The results of two large, randomized clinical trials published October 5, 2006, in the New England Journal of Medicine demonstrate that the drug ranibizumab is an effective treatment for neovascular macular degeneration, a complication of age-related macular degeneration that leads to the vast majority of legal blindness associated with the disorder.
In an accompanying editorial, Howard Hughes Medical Institute investigator Edwin M. Stone at the University of Iowa contends that now that these trials have shown the drug's "miraculous" effects on patients' eyesight, a crucial next step is to compare ranibizumab to a related drug, bevacizumab. Although it is not FDA-approved for use in the eye, bevacizumab also appears to be effective in treating neovascular macular degeneration. Importantly, a single dose of bevacizumab costs less than $150, compared to more than $2,000 per dose for ranibizumab.
Both ranibizumab and bevacizumab work by inhibiting a protein known as vascular endothelial growth factor (VEGF), which promotes blood vessel growth. Bevacizumab was originally designed to block blood vessel growth in tumors, halting cancer cells' growth by eliminating their oxygen supply. In 2004, bevacizumab, which is marketed by Genentech under the brand name Avastin, was approved by the FDA for the treatment of metastatic colon cancer.

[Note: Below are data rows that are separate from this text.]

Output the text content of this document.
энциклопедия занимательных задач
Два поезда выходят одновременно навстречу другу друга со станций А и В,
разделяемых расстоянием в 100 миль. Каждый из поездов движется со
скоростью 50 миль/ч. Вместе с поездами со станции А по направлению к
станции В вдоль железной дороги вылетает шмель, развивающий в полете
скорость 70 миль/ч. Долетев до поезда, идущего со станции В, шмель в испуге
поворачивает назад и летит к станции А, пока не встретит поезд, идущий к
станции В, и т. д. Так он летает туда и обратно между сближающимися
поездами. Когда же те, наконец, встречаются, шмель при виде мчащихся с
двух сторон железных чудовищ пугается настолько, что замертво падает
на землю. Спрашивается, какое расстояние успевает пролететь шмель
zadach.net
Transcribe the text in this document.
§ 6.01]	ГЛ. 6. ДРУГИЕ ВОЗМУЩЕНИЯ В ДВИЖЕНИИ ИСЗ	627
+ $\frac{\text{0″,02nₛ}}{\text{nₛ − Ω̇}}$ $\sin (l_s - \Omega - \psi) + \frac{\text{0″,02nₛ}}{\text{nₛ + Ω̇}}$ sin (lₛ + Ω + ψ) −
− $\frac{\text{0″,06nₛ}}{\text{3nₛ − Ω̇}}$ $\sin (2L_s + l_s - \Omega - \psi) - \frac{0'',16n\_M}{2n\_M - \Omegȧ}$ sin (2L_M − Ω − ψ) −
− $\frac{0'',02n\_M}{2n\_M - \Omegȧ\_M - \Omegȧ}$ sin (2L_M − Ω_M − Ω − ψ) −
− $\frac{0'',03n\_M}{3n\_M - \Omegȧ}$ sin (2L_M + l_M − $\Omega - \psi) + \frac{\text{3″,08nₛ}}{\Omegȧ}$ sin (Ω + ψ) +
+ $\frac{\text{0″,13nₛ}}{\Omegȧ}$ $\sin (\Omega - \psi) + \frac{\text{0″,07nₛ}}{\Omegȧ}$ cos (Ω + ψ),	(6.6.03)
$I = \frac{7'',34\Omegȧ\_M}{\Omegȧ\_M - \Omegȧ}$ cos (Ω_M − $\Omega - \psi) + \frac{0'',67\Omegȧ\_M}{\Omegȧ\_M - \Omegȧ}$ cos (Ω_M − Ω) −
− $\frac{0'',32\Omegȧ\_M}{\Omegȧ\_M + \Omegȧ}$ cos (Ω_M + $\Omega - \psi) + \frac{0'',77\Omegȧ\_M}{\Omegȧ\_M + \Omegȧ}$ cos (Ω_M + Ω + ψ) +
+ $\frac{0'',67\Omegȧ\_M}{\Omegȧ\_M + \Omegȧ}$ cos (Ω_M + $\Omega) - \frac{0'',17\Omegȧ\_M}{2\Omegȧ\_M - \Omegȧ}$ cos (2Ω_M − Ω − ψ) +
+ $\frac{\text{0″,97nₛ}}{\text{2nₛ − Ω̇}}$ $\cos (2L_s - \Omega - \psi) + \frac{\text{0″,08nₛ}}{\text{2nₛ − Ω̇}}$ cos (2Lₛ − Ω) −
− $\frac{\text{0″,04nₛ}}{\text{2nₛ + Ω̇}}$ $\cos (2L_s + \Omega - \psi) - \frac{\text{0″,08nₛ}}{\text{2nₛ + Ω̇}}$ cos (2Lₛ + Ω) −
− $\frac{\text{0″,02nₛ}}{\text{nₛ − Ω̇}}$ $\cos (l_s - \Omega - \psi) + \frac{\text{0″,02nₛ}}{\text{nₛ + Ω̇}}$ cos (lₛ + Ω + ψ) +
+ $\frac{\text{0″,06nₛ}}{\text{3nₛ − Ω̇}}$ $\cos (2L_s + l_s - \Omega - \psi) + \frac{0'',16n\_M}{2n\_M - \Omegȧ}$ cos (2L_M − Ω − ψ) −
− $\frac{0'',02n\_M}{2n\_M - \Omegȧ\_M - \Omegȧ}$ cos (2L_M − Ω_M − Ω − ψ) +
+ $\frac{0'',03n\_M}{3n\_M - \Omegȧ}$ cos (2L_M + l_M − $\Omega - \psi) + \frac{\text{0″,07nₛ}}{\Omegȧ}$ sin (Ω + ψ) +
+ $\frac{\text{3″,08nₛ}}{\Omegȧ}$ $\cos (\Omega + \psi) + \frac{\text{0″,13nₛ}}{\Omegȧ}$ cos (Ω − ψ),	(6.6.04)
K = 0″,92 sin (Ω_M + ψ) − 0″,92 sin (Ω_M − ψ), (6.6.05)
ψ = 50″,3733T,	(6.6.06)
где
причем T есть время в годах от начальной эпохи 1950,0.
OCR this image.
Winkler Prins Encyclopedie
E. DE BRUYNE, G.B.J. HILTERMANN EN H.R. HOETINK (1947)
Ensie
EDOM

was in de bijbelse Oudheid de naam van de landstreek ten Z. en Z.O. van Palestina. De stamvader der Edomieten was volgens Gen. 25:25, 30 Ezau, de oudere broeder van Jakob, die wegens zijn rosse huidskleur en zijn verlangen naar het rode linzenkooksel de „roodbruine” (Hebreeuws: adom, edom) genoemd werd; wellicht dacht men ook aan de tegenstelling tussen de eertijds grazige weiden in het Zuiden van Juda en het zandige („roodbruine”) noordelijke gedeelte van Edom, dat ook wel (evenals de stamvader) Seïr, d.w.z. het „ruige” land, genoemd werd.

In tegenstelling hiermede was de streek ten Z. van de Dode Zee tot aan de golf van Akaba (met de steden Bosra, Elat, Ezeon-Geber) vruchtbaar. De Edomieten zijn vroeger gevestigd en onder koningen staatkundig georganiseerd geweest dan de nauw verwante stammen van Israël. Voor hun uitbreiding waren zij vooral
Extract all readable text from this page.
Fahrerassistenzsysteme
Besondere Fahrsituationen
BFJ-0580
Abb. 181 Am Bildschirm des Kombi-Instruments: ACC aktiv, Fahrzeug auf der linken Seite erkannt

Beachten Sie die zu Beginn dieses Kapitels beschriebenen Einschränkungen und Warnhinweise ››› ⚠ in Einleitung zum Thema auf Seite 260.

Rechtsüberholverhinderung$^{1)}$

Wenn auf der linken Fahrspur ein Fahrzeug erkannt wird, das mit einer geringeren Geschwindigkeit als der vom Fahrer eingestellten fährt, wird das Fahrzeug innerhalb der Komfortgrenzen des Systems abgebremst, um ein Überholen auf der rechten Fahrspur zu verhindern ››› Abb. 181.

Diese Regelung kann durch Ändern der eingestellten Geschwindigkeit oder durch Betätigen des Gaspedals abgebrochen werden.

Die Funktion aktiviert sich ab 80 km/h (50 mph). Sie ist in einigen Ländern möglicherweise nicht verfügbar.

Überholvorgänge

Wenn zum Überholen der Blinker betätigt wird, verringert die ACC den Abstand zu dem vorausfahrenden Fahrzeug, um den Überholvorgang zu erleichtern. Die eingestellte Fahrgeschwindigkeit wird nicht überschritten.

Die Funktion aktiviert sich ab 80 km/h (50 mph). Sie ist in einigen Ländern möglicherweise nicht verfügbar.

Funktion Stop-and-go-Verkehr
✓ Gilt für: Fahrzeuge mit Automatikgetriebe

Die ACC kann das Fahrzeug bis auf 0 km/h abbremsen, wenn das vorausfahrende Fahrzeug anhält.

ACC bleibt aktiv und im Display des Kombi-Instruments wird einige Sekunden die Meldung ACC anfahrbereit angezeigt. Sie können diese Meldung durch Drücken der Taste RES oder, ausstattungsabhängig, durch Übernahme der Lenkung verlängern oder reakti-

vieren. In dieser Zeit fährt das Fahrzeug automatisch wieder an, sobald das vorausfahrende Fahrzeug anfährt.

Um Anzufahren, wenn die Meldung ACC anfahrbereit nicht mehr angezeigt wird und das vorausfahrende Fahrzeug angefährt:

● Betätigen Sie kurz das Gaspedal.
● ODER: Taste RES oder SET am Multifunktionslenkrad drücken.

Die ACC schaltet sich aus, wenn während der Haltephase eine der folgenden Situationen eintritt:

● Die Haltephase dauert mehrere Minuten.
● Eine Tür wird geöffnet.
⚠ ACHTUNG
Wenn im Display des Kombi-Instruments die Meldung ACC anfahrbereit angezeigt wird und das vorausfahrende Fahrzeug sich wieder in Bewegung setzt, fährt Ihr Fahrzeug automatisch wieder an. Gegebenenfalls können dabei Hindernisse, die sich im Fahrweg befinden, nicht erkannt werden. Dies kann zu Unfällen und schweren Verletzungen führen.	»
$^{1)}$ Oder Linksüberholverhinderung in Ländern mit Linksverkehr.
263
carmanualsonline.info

In neovascular macular degeneration, new blood vessels grow underneath the retina, altering the eye's structure and function. Only about 10 percent of patients with macular degeneration develop neovascularization, but in those who do, the effects are often severe. While blocking blood vessel growth is exactly what doctors who treat neovascular macular degeneration would like to do, some scientists suspected bevacizumab might be too large a molecule to reach the part of the eye where it was needed. Ranibizumab is a smaller molecule, specifically designed to eliminate this problem.